Franz style is very simplistic but poetic, if that makes sense. His characters often quote their mother’s book, and it’s always done in a way that made me wonder if it was some obscure poet that I didn’t know about, lol. If you’ve read Caged, then you know how much I love poetry. I appreciate the constant tie-in of the abstract motivational quote. It’s just my style.
My one complaint about the style is actually kind of unordinary for me. This book is written in third person, present tense. I don’t know if I’m just not used to that combo or what, but it really caught me off guard and took some time to really get into. I write in first person, present, so I didn’t think it’d be that odd. It was, though! I wonder if Franz chose third/present for a reason… It’s probably waaaay too late to consider changing it, but it’s something to think about!
Phew, have we got an ENSEMBLE cast. Lol. That’s one thing I really didn’t enjoy throughout this book: the sheer number of characters that I had to keep track of. I eventually gave up. facepalm You’ve got all the mutants in Zander’s circle, and then in Lockstone, and then there’s the mutants competing in the League, the humans, the sympathizers, the Ten Percenters, the soldiers, deep breath the… I’m just kidding; I think that’s it. But man, there were a BUNCH. I’ll try to focus on just a few to save your eyes.
Let’s talk about Zander and Kensy. I can kill two birds with one stone! They’re both hardened characters. Zander is more of a realist and a pessimist. He doesn’t give up easily, and he’s loyal to his sister beyond all else. Kensy, on the other hand, is a bit of a dreamer and an optimist. They’re both so strong. I enjoyed the juxtaposition between them while keeping the similarities. I appreciate how brave they both were, especially towards the end. I’m annoyed that Zander lied to REDACTED at the end, but that’s also something I would write. Lol. It had me tearing up. And I also really, really liked that REDACTED was the one who tied together all of the mutants and sympathizers. #femaleempowerment LOL (Also, sorry to be so secretive, but those were both big spoilers, and you NEED to read this one!)

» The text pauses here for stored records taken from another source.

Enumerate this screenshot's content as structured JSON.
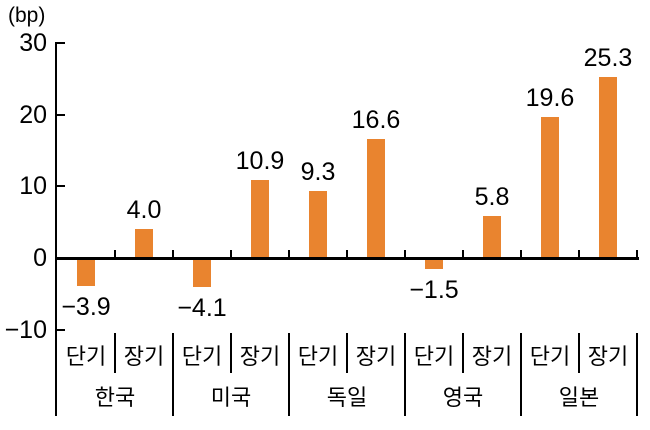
{
  "chart_data": {
    "type": "bar",
    "title": "",
    "unit_label": "(bp)",
    "categories": [
      "한국",
      "미국",
      "독일",
      "영국",
      "일본"
    ],
    "series": [
      {
        "name": "단기",
        "values": [
          -3.9,
          -4.1,
          9.3,
          -1.5,
          19.6
        ]
      },
      {
        "name": "장기",
        "values": [
          4.0,
          10.9,
          16.6,
          5.8,
          25.3
        ]
      }
    ],
    "value_labels": [
      "-3.9",
      "4.0",
      "-4.1",
      "10.9",
      "9.3",
      "16.6",
      "-1.5",
      "5.8",
      "19.6",
      "25.3"
    ],
    "ylabel": "",
    "xlabel": "",
    "ylim": [
      -10,
      30
    ],
    "yticks": [
      30,
      20,
      10,
      0,
      -10
    ],
    "ytick_labels": [
      "30",
      "20",
      "10",
      "0",
      "-10"
    ],
    "grid": false,
    "legend_position": "none",
    "bar_color": "#E9842F",
    "axis_color": "#000000",
    "text_color": "#000000",
    "minus_glyph": "−"
  }
}
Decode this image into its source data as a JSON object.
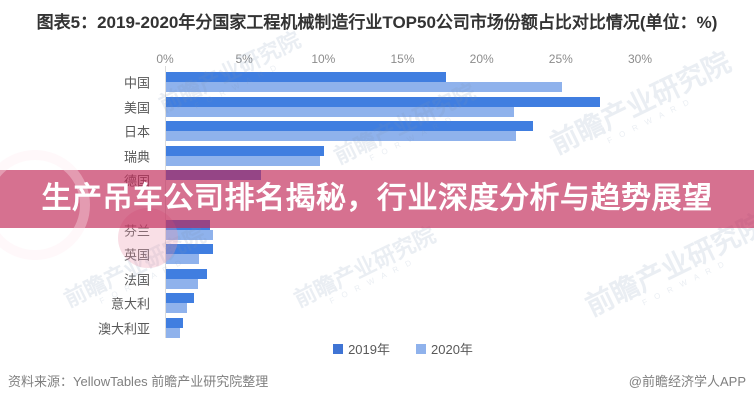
{
  "title": "图表5：2019-2020年分国家工程机械制造行业TOP50公司市场份额占比对比情况(单位：%)",
  "banner": {
    "text": "生产吊车公司排名揭秘，行业深度分析与趋势展望",
    "bg_color_rgba": "rgba(193,40,86,0.66)",
    "text_color": "#ffffff"
  },
  "watermark": {
    "text": "前瞻产业研究院",
    "subtext": "F O R W A R D"
  },
  "legend": {
    "items": [
      {
        "label": "2019年",
        "color": "#3f74d4"
      },
      {
        "label": "2020年",
        "color": "#8fb2ec"
      }
    ]
  },
  "footer": {
    "source": "资料来源：YellowTables 前瞻产业研究院整理",
    "credit": "@前瞻经济学人APP"
  },
  "chart_data": {
    "type": "bar",
    "orientation": "horizontal",
    "title": "2019-2020年分国家工程机械制造行业TOP50公司市场份额占比对比情况",
    "unit": "%",
    "xlim": [
      0,
      30
    ],
    "x_ticks": [
      "0%",
      "5%",
      "10%",
      "15%",
      "20%",
      "25%",
      "30%"
    ],
    "grid": false,
    "legend_position": "bottom-center",
    "categories": [
      "中国",
      "美国",
      "日本",
      "瑞典",
      "德国",
      "",
      "芬兰",
      "英国",
      "法国",
      "意大利",
      "澳大利亚"
    ],
    "series": [
      {
        "name": "2019年",
        "color": "#407ee0",
        "values": [
          17.7,
          27.4,
          23.2,
          10.0,
          6.0,
          null,
          2.8,
          3.0,
          2.6,
          1.8,
          1.1
        ]
      },
      {
        "name": "2020年",
        "color": "#8fb2ec",
        "values": [
          25.0,
          22.0,
          22.1,
          9.7,
          null,
          null,
          3.0,
          2.1,
          2.0,
          1.3,
          0.9
        ]
      }
    ],
    "obscured_rows_by_banner": [
      4,
      5
    ],
    "obscured_note": "第5行2020年条与第6行整行被标题横幅遮挡，数值不可见"
  }
}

As far as the human sympathizers go, you’ve mainly got the focus on Rachel and Raulson. I was a bit confused about how old Rachel was, but I think I figured out she’s like… mid-twenties? Lol. Either way, it doesn’t matter. Another amazing strong female. She overcomes so much and fights an uphill battle. I was rooting for her from day 1. Raulson I kinda worried about. I didn’t know whether to trust him, and I was a bit suspicious at the end. I think he had a strong redemption arc, though! Kudos for that.
Now, the BADDIE– President Crowley. I really want to spit in his steak. I do. I want to grab him by the back of the head and just…. smash him into a table. We all know by now– I love a well-written villain. Crowley doesn’t even fit into the half-bad category. He’s all the way bad. Giving me HUGE President Snow vibes, and I’m here for it!
I’ve kind of already talked about the plot here and there. This is a long book, friends. We’re tapping 400 pages. She could weigh down a starving child, I’m sure. LOL
In my opinion, the plot actually started out kinda slow. I pushed through in the hopes that it would pick up– once the main group got to Westport. And man, did it ever pick up! At about the 25% point, when you get past all the exposition, everything falls into place and you’re in. Waiting for the next race, wondering what’s going to happen to Rachel, worrying about Fins and Rance… It’s one punch after another. Absolutely no complaints from me about ANY of the plot.
Well, one complaint. I reached out to the author with a concern about whether or not there was going to be a sequel. The end kind of threw me for a loop. I don’t know that it was necessary to kill REDACTED. It felt like a solid ending before that final chapter. All the ends were tied up except for Rance. The ending almost reads like a forced cliff-hanger.
I really, really enjoyed this book. It was very well-written and unfolded magnificently. I’m giving it a solid 8/10!